Q: That data strategy can drive a lot of process iteration, but I can also see how it could help in terms of “failing fast.” Especially when there’s still the big question of whether certain candidate attributes are even predictive of downstream clinical success, how do you approach failing fast?
Some of it is having well-defined milestones that allow you to say, “All right, this may be a risky platform development endeavor, but at least can we get to this point.” That allows us some ability to say we’re on track and moving towards what we think is success.
The other part of it is comparing our work to as many of our historical controls as possible. So for a second generation CAR, how does it compare to what we’ve achieved in the past? We’ve now evolved enough to know how long things should take for some of the CAR development efforts, for example.

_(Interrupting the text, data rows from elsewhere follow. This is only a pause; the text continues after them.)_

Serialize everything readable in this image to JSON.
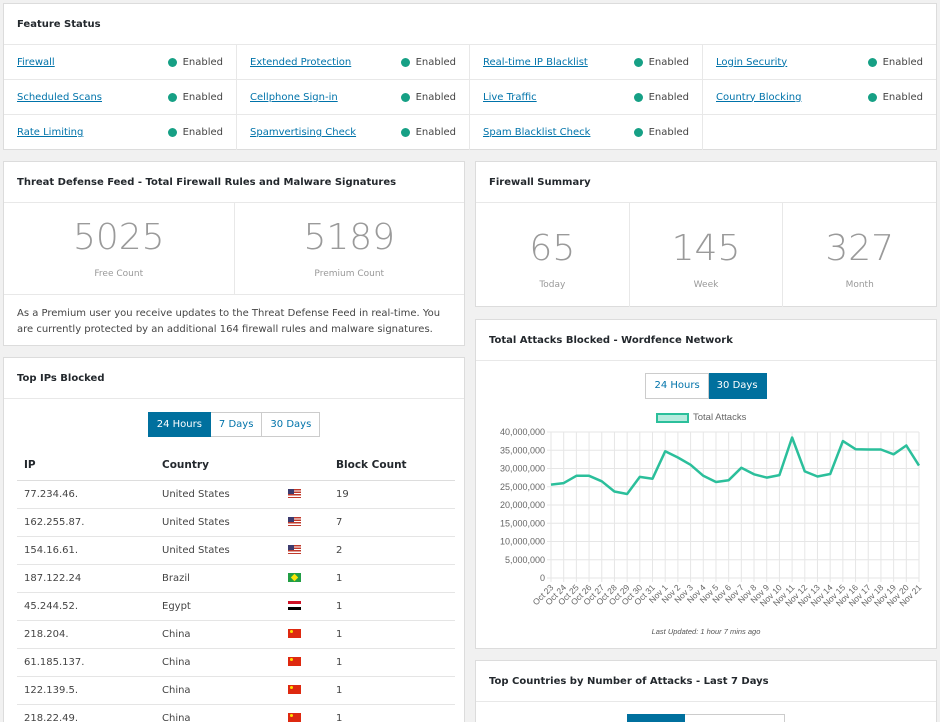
{
  "feature_status": {
    "title": "Feature Status",
    "items": [
      {
        "name": "Firewall",
        "status": "Enabled"
      },
      {
        "name": "Extended Protection",
        "status": "Enabled"
      },
      {
        "name": "Real-time IP Blacklist",
        "status": "Enabled"
      },
      {
        "name": "Login Security",
        "status": "Enabled"
      },
      {
        "name": "Scheduled Scans",
        "status": "Enabled"
      },
      {
        "name": "Cellphone Sign-in",
        "status": "Enabled"
      },
      {
        "name": "Live Traffic",
        "status": "Enabled"
      },
      {
        "name": "Country Blocking",
        "status": "Enabled"
      },
      {
        "name": "Rate Limiting",
        "status": "Enabled"
      },
      {
        "name": "Spamvertising Check",
        "status": "Enabled"
      },
      {
        "name": "Spam Blacklist Check",
        "status": "Enabled"
      }
    ],
    "status_color": "#16a085"
  },
  "threat_feed": {
    "title": "Threat Defense Feed - Total Firewall Rules and Malware Signatures",
    "free_count": "5025",
    "free_label": "Free Count",
    "premium_count": "5189",
    "premium_label": "Premium Count",
    "message": "As a Premium user you receive updates to the Threat Defense Feed in real-time. You are currently protected by an additional 164 firewall rules and malware signatures."
  },
  "firewall_summary": {
    "title": "Firewall Summary",
    "today": "65",
    "today_label": "Today",
    "week": "145",
    "week_label": "Week",
    "month": "327",
    "month_label": "Month"
  },
  "top_ips": {
    "title": "Top IPs Blocked",
    "tabs": [
      "24 Hours",
      "7 Days",
      "30 Days"
    ],
    "active_tab": "24 Hours",
    "columns": [
      "IP",
      "Country",
      "Block Count"
    ],
    "rows": [
      {
        "ip": "77.234.46.",
        "country": "United States",
        "flag": "us",
        "count": "19"
      },
      {
        "ip": "162.255.87.",
        "country": "United States",
        "flag": "us",
        "count": "7"
      },
      {
        "ip": "154.16.61.",
        "country": "United States",
        "flag": "us",
        "count": "2"
      },
      {
        "ip": "187.122.24",
        "country": "Brazil",
        "flag": "br",
        "count": "1"
      },
      {
        "ip": "45.244.52.",
        "country": "Egypt",
        "flag": "eg",
        "count": "1"
      },
      {
        "ip": "218.204.",
        "country": "China",
        "flag": "cn",
        "count": "1"
      },
      {
        "ip": "61.185.137.",
        "country": "China",
        "flag": "cn",
        "count": "1"
      },
      {
        "ip": "122.139.5.",
        "country": "China",
        "flag": "cn",
        "count": "1"
      },
      {
        "ip": "218.22.49.",
        "country": "China",
        "flag": "cn",
        "count": "1"
      }
    ]
  },
  "total_attacks": {
    "title": "Total Attacks Blocked - Wordfence Network",
    "tabs": [
      "24 Hours",
      "30 Days"
    ],
    "active_tab": "30 Days",
    "last_updated": "Last Updated: 1 hour 7 mins ago"
  },
  "chart_data": {
    "type": "line",
    "series": [
      {
        "name": "Total Attacks",
        "values": [
          25600000,
          26000000,
          28000000,
          28000000,
          26500000,
          23700000,
          23000000,
          27700000,
          27200000,
          34700000,
          33000000,
          31000000,
          28000000,
          26300000,
          26800000,
          30200000,
          28400000,
          27500000,
          28200000,
          38500000,
          29200000,
          27800000,
          28500000,
          37500000,
          35300000,
          35200000,
          35200000,
          33900000,
          36300000,
          30800000
        ]
      }
    ],
    "x": [
      "Oct 23",
      "Oct 24",
      "Oct 25",
      "Oct 26",
      "Oct 27",
      "Oct 28",
      "Oct 29",
      "Oct 30",
      "Oct 31",
      "Nov 1",
      "Nov 2",
      "Nov 3",
      "Nov 4",
      "Nov 5",
      "Nov 6",
      "Nov 7",
      "Nov 8",
      "Nov 9",
      "Nov 10",
      "Nov 11",
      "Nov 12",
      "Nov 13",
      "Nov 14",
      "Nov 15",
      "Nov 16",
      "Nov 17",
      "Nov 18",
      "Nov 19",
      "Nov 20",
      "Nov 21"
    ],
    "y_ticks": [
      "0",
      "5,000,000",
      "10,000,000",
      "15,000,000",
      "20,000,000",
      "25,000,000",
      "30,000,000",
      "35,000,000",
      "40,000,000"
    ],
    "ylim": [
      0,
      40000000
    ],
    "grid": true,
    "legend": "top",
    "line_color": "#2bbf9b",
    "fill_color": "#b7ebde"
  },
  "top_countries": {
    "title": "Top Countries by Number of Attacks - Last 7 Days"
  }
}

Q: What’s it like to make business decisions based on that data? And from the standpoint of running a business, what’s it like when so many parts of what will make you successful are, to a greater extent than perhaps some other industries, up in the air?

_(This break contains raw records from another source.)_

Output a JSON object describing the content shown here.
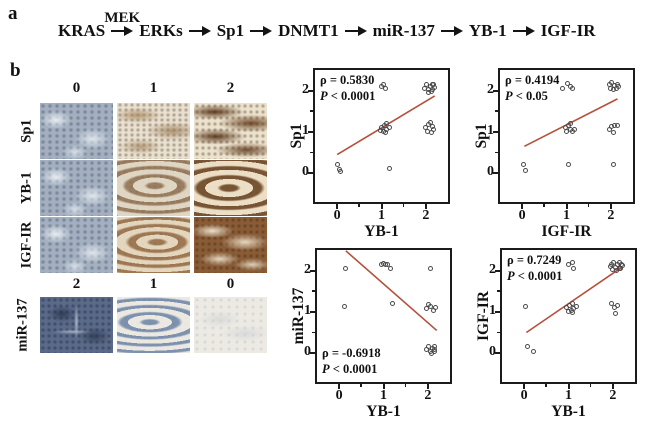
{
  "figure": {
    "panel_a_label": "a",
    "panel_b_label": "b"
  },
  "panel_a": {
    "pathway_nodes": [
      "KRAS",
      "ERKs",
      "Sp1",
      "DNMT1",
      "miR-137",
      "YB-1",
      "IGF-IR"
    ],
    "mek_annotation": "MEK"
  },
  "panel_b": {
    "ihc": {
      "top_scores": [
        "0",
        "1",
        "2"
      ],
      "mid_scores": [
        "2",
        "1",
        "0"
      ],
      "row_labels": [
        "Sp1",
        "YB-1",
        "IGF-IR",
        "miR-137"
      ]
    }
  },
  "colors": {
    "trend_line": "#b5503c",
    "point_outline": "#4a4a4a",
    "axis": "#1b1b1b"
  },
  "chart_data": [
    {
      "type": "scatter",
      "xlabel": "YB-1",
      "ylabel": "Sp1",
      "rho_label": "ρ = 0.5830",
      "p_symbol": "P",
      "p_rest": " < 0.0001",
      "stats_position": "top-left",
      "xlim": [
        -0.5,
        2.5
      ],
      "ylim": [
        -0.7,
        2.5
      ],
      "xticks": [
        0,
        1,
        2
      ],
      "yticks": [
        0,
        1,
        2
      ],
      "xminorticks": [
        0.5,
        1.5
      ],
      "yminorticks": [
        0.5,
        1.5
      ],
      "grid": false,
      "legend": "none",
      "trend_line": {
        "x1": 0.0,
        "y1": 0.45,
        "x2": 2.2,
        "y2": 1.87,
        "color": "#b5503c"
      },
      "points": [
        [
          0,
          0.2
        ],
        [
          0.05,
          0.08
        ],
        [
          0.08,
          0.04
        ],
        [
          1.0,
          2.1
        ],
        [
          1.05,
          2.16
        ],
        [
          1.1,
          2.04
        ],
        [
          1.0,
          1.1
        ],
        [
          1.06,
          1.16
        ],
        [
          1.12,
          1.2
        ],
        [
          0.98,
          1.04
        ],
        [
          1.05,
          1.02
        ],
        [
          1.12,
          1.06
        ],
        [
          1.18,
          1.1
        ],
        [
          1.08,
          0.98
        ],
        [
          1.18,
          0.12
        ],
        [
          1.98,
          2.06
        ],
        [
          2.02,
          2.14
        ],
        [
          2.06,
          2.02
        ],
        [
          2.1,
          2.1
        ],
        [
          2.14,
          2.16
        ],
        [
          2.16,
          2.02
        ],
        [
          2.2,
          2.08
        ],
        [
          2.05,
          1.95
        ],
        [
          2.12,
          1.98
        ],
        [
          2.18,
          2.14
        ],
        [
          2.0,
          1.1
        ],
        [
          2.05,
          1.18
        ],
        [
          2.1,
          1.22
        ],
        [
          2.14,
          1.12
        ],
        [
          2.18,
          1.05
        ],
        [
          2.04,
          1.0
        ],
        [
          2.12,
          0.98
        ]
      ]
    },
    {
      "type": "scatter",
      "xlabel": "IGF-IR",
      "ylabel": "Sp1",
      "rho_label": "ρ = 0.4194",
      "p_symbol": "P",
      "p_rest": " < 0.05",
      "stats_position": "top-left",
      "xlim": [
        -0.5,
        2.5
      ],
      "ylim": [
        -0.7,
        2.5
      ],
      "xticks": [
        0,
        1,
        2
      ],
      "yticks": [
        0,
        1,
        2
      ],
      "xminorticks": [
        0.5,
        1.5
      ],
      "yminorticks": [
        0.5,
        1.5
      ],
      "grid": false,
      "legend": "none",
      "trend_line": {
        "x1": 0.05,
        "y1": 0.65,
        "x2": 2.15,
        "y2": 1.8,
        "color": "#b5503c"
      },
      "points": [
        [
          0.02,
          0.2
        ],
        [
          0.08,
          0.07
        ],
        [
          0.9,
          2.05
        ],
        [
          1.02,
          2.18
        ],
        [
          1.08,
          2.1
        ],
        [
          1.14,
          2.05
        ],
        [
          0.98,
          1.1
        ],
        [
          1.04,
          1.16
        ],
        [
          1.1,
          1.2
        ],
        [
          1.0,
          1.02
        ],
        [
          1.08,
          1.05
        ],
        [
          1.14,
          1.0
        ],
        [
          1.18,
          1.06
        ],
        [
          1.04,
          0.2
        ],
        [
          1.96,
          2.16
        ],
        [
          2.02,
          2.2
        ],
        [
          2.08,
          2.12
        ],
        [
          2.14,
          2.16
        ],
        [
          2.0,
          2.04
        ],
        [
          2.06,
          2.02
        ],
        [
          2.12,
          2.05
        ],
        [
          2.18,
          2.1
        ],
        [
          1.96,
          1.05
        ],
        [
          2.02,
          1.12
        ],
        [
          2.08,
          1.16
        ],
        [
          2.14,
          1.16
        ],
        [
          2.05,
          0.98
        ],
        [
          2.05,
          0.2
        ]
      ]
    },
    {
      "type": "scatter",
      "xlabel": "YB-1",
      "ylabel": "miR-137",
      "rho_label": "ρ = -0.6918",
      "p_symbol": "P",
      "p_rest": " < 0.0001",
      "stats_position": "bottom-left",
      "xlim": [
        -0.5,
        2.5
      ],
      "ylim": [
        -0.7,
        2.5
      ],
      "xticks": [
        0,
        1,
        2
      ],
      "yticks": [
        0,
        1,
        2
      ],
      "xminorticks": [
        0.5,
        1.5
      ],
      "yminorticks": [
        0.5,
        1.5
      ],
      "grid": false,
      "legend": "none",
      "trend_line": {
        "x1": 0.15,
        "y1": 2.48,
        "x2": 2.2,
        "y2": 0.55,
        "color": "#b5503c"
      },
      "points": [
        [
          0.15,
          2.04
        ],
        [
          0.12,
          1.12
        ],
        [
          0.95,
          2.16
        ],
        [
          1.0,
          2.18
        ],
        [
          1.04,
          2.14
        ],
        [
          1.08,
          2.16
        ],
        [
          1.16,
          2.04
        ],
        [
          1.2,
          1.2
        ],
        [
          2.06,
          2.04
        ],
        [
          1.96,
          1.08
        ],
        [
          2.02,
          1.18
        ],
        [
          2.06,
          1.14
        ],
        [
          2.12,
          1.04
        ],
        [
          2.18,
          1.1
        ],
        [
          1.98,
          0.1
        ],
        [
          2.02,
          0.16
        ],
        [
          2.06,
          0.05
        ],
        [
          2.1,
          0.12
        ],
        [
          2.14,
          0.16
        ],
        [
          2.16,
          0.04
        ],
        [
          2.08,
          0.0
        ],
        [
          2.14,
          0.08
        ]
      ]
    },
    {
      "type": "scatter",
      "xlabel": "YB-1",
      "ylabel": "IGF-IR",
      "rho_label": "ρ = 0.7249",
      "p_symbol": "P",
      "p_rest": " < 0.0001",
      "stats_position": "top-left",
      "xlim": [
        -0.5,
        2.5
      ],
      "ylim": [
        -0.7,
        2.5
      ],
      "xticks": [
        0,
        1,
        2
      ],
      "yticks": [
        0,
        1,
        2
      ],
      "xminorticks": [
        0.5,
        1.5
      ],
      "yminorticks": [
        0.5,
        1.5
      ],
      "grid": false,
      "legend": "none",
      "trend_line": {
        "x1": 0.05,
        "y1": 0.5,
        "x2": 2.2,
        "y2": 2.08,
        "color": "#b5503c"
      },
      "points": [
        [
          0.04,
          1.12
        ],
        [
          0.08,
          0.15
        ],
        [
          0.22,
          0.03
        ],
        [
          1.0,
          2.14
        ],
        [
          1.08,
          2.2
        ],
        [
          1.12,
          2.06
        ],
        [
          0.96,
          1.1
        ],
        [
          1.02,
          1.16
        ],
        [
          1.08,
          1.2
        ],
        [
          1.0,
          1.02
        ],
        [
          1.06,
          1.04
        ],
        [
          1.12,
          1.08
        ],
        [
          1.18,
          1.12
        ],
        [
          1.08,
          0.98
        ],
        [
          1.94,
          2.1
        ],
        [
          1.98,
          2.16
        ],
        [
          2.02,
          2.2
        ],
        [
          2.06,
          2.08
        ],
        [
          2.1,
          2.14
        ],
        [
          2.14,
          2.2
        ],
        [
          2.18,
          2.06
        ],
        [
          2.22,
          2.12
        ],
        [
          2.0,
          2.02
        ],
        [
          2.08,
          2.0
        ],
        [
          2.14,
          2.04
        ],
        [
          2.2,
          2.16
        ],
        [
          1.98,
          1.2
        ],
        [
          2.04,
          1.1
        ],
        [
          2.1,
          1.16
        ],
        [
          2.06,
          0.96
        ]
      ]
    }
  ]
}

It’s a little frightening, because you’re asked to make decisions with uncertainty and incomplete data. Scientists are data-driven people, and we want to be able to see as much data as possible before we make a decision.

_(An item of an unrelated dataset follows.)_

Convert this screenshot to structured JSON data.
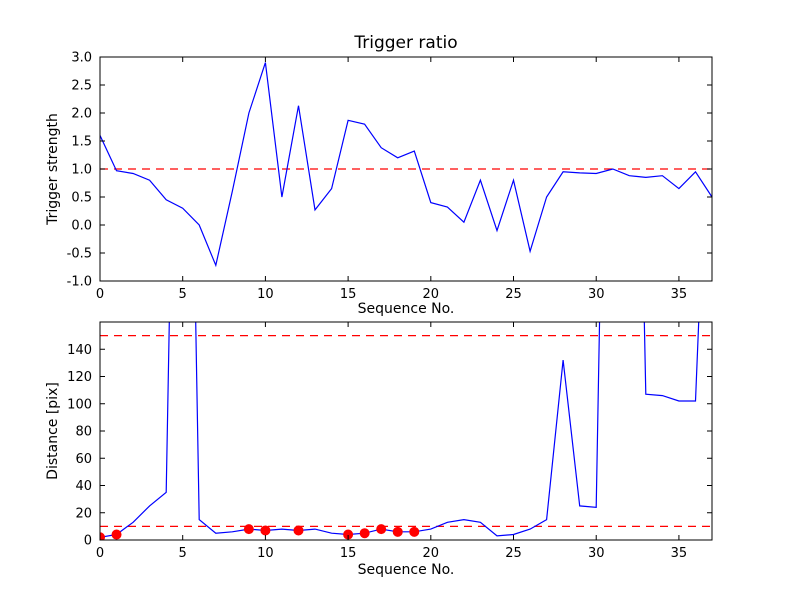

Q: When it comes to evolving a cell therapy R&D organization – both in terms of evolving the business and in terms of evolving the science – what role do you think big pharma should play? Gilead acquired Kite, and Celgene acquired Juno, and now Celgene’s being acquired by BMS. Novartis took a different approach, but largely M&A seems to be the name of the game. What are the upsides and downsides to that?
In these emerging modalities, there are a lot of things that we can only learn once we test products in the clinic. And that’s an expensive game to play. Having major players like Gilead, BMS, and Celgene enthusiastically invested in the potential of this platform really enables us to explore and ask, “What are the major drivers of response, relapse, and how do we continue to engineer our products so they’re safer, more effective, and accessible?”
How are you curating the data? How are you storing it? Are you setting up experiments in standardized ways so that you can easily compare across experiments? The front line scientists need to have access to this, analyze it, generate hypotheses, and then follow up on those leads.
Q: It’s been great to see that model working well for Juno and Kite.
Yeah, absolutely. I think people are striking that balance and really recognize the unique challenges, but you still need to test things in patients to really drive learnings. Pharma’s got a role to play there, because that’s a complicated endeavor, and getting it right takes a lot of experience and resources.
Q: To the extent that you can talk about it, what’s your transition from Juno to Kite been like?
What’s most striking is how everybody’s feeling the same constraints and pressures around, “How do you make decisions? How are we choosing between different options with sparse datasets?” I would guess that that’s the biggest single thing that’s common across the entire field. At the end of the day, there are quite a lot of things that we could engineer into cells – it’s an embarrassment of riches. But that means that you’ve got to be able to choose, and to choose with limited predictive data is a very hard thing to do.
Q: Lastly, what trends in life science R&D, in general, are you most excited about today?
I’ve been spending a lot of time thinking about how with DLBCL (diffuse large B Cell lymphoma), we’re starting to see responses with multiple types of approaches. It’s exciting for patients, and exciting for the field, and it is going to drive how we think about where cell therapy fits in and complements other therapeutic options. I’m also just really excited to improve our product in a way that allows us to provide access to more patients.